Thursday, April 25, 2019

REVIEW / Move or Die (PS4)

 

Move or Die is a quick, fun, and amusing multiplayer game by dev team Those Awesome Guys. It arrived on the Playstation 4 in March 2019 after its original release on PC back in January 2016.  Move or Die has joined the likes of Jackbox, Mario Party and Crash Bash as a very fun, brutal fast-paced multiplayer bursting with variety.

 

 

The basic rules of Move or Die are very simple; they’re right there in the title. You control a character with a few basic actions available: move, jump, and occasionally an additional command depending on the level type (e.g. square to shoot a gun). You have a health bar. If it runs down to zero, you die and probably lose entirely. If you stop moving along the ground or a platform, you die. If you move, it regenerates.

Jumping doesn’t refill your health, so if you do nothing but jump, you’ll die. Roll that premise into any of the 20+ game modes (stages/levels) and you have a recipe for fun and insanity. The game modes vary wildly from “avoid the giant spike ball flinging around the stage” to “collect treasure and steal other people’s treasure” to “whoever cleans the most paint off the wall wins” and many, many more.

 

 

If that’s not enough, there are also mutators that you can select which change gameplay in various ways, and some are more sinister than others. The “Decoy” mutator was both our least and most favorite, since it floods the stage with countless decoys of your characters, making it impossible to tell what’s going on. There are also fun and brutal practical mutators like “Deathsplosion” which makes you explode when you die, hopefully killing a nearby player in the process.

There’s also seemingly endless customisation available for trails behind your character and avatars to choose from, including many references (you can seriously play as the Discord symbol). After a few games alone with some AI, a game with my boyfriend against two AI, and then a full-fledged four person brawl, we saw most if not all of the game modes, cycled through countless avatars, and tried out many mutators. We were kept busy, happy, cackling, and so, so loud for over half an hour without stopping.

 

 

When starting up a local multiplayer session, you choose how long in minutes you want the session to last. From that, you select a number of game modes equal to the number of minutes you selected previously (e.g. 5 minutes = 5 game modes). First to reach 25 points wins overall, but if it takes more than the number of stages you selected, the game will randomly cycle through the ones you selected again. The rounds are exceptionally quick and sometimes finish extremely quickly depending on the layout or the relative skill of your opponents.

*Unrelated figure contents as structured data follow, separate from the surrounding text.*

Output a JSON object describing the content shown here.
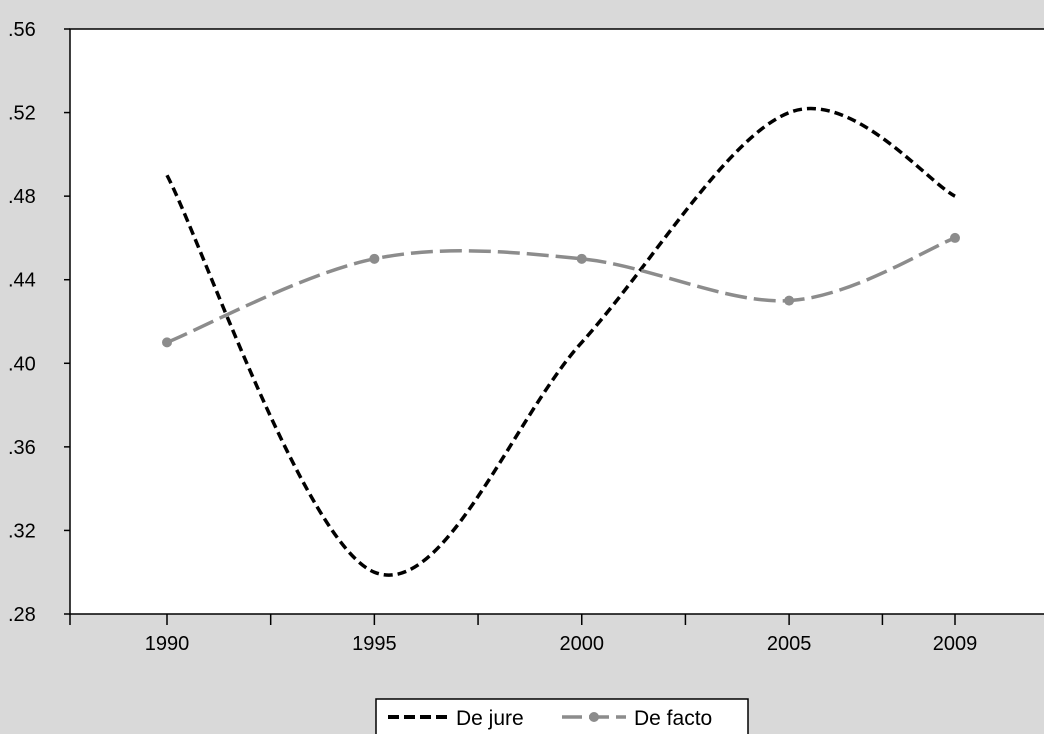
{
  "chart_data": {
    "type": "line",
    "title": "",
    "xlabel": "",
    "ylabel": "",
    "x": [
      1990,
      1995,
      2000,
      2005,
      2009
    ],
    "x_tick_labels": [
      "1990",
      "1995",
      "2000",
      "2005",
      "2009"
    ],
    "y_tick_labels": [
      ".28",
      ".32",
      ".36",
      ".40",
      ".44",
      ".48",
      ".52",
      ".56"
    ],
    "y_ticks": [
      0.28,
      0.32,
      0.36,
      0.4,
      0.44,
      0.48,
      0.52,
      0.56
    ],
    "ylim": [
      0.28,
      0.56
    ],
    "xlim": [
      1988,
      2010
    ],
    "grid": false,
    "legend_position": "bottom-center",
    "series": [
      {
        "name": "De jure",
        "values": [
          0.49,
          0.3,
          0.41,
          0.52,
          0.48
        ],
        "color": "#000000",
        "style": "dashed",
        "markers": false
      },
      {
        "name": "De facto",
        "values": [
          0.41,
          0.45,
          0.45,
          0.43,
          0.46
        ],
        "color": "#8c8c8c",
        "style": "long-dash",
        "markers": true
      }
    ]
  }
}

I tried to give online multiplayer a crack, but Australian internet didn’t really allow for it. However, by playing online matches you can more easily earn XP to unlock more game modes, avatars, and other bits and pieces. Personally, I think the game is robust enough as it is to not require XP grinding, but that’s up to the individual. As for graphics and music, I won’t lean too hard on these for this review because it’s such a basic game that it feels unnecessary to let those factors weigh heavily. Everything looks and sounds fine and is pretty basic but appropriate for the game and that’s pretty much all there is to that. Serviceable and fine, nothing out of the ordinary or special.

 

 

I only have a few criticisms of Move or Die. Firstly, jumping is a bit difficult at times, and can be a real disadvantage if you have a “home” point (e.g. a treasure chest belonging to you) on a higher platform when others are closer to the ground. We found ourselves falling off the edges countless times just because jumping wasn’t happening naturally. It feels like it needed to be a bit lighter, and perhaps a little bouncier.

Secondly, the narrator simply isn’t funny, and he’s repetitive to boot. When it comes to games like Jackbox, you can expect to have regular quips thrown out by “funny” narrators/presenters and usually they’re shrug-worthy, and that goes double for the Move or Die narrator. It really grates after a while when he’s said “I like bananas” (wow, so random) for the fifth time that round. That style of humor doesn’t really land for me anymore because I’m well into my 20s at this point, but if I have to listen to it I don’t want to hear the same three lines of dialogue over and over again.

 

 

Really, if you’re looking for an excellent party game, look no further than Move or Die. There’s heaps of game mode variation, mutators keep things plenty fresh if you’ve hit a point where you’re cycling through the same four or five game modes, and if you have enough people that you’re also cycling through those, the game will probably last well over an hour, after which you can move on to something else. Online is probably pretty fun, too, given how couch co-op feels to play, but I think this is best played where you can hear your friends shout in dismay after you stab a chainsaw in their back.

 

 

Move or Die is available digitally for PS4 on the Playstation Network for $21.95AUD and comparable international prices.

 

 

 

This review is based on a retail copy of the game provided by the publisher.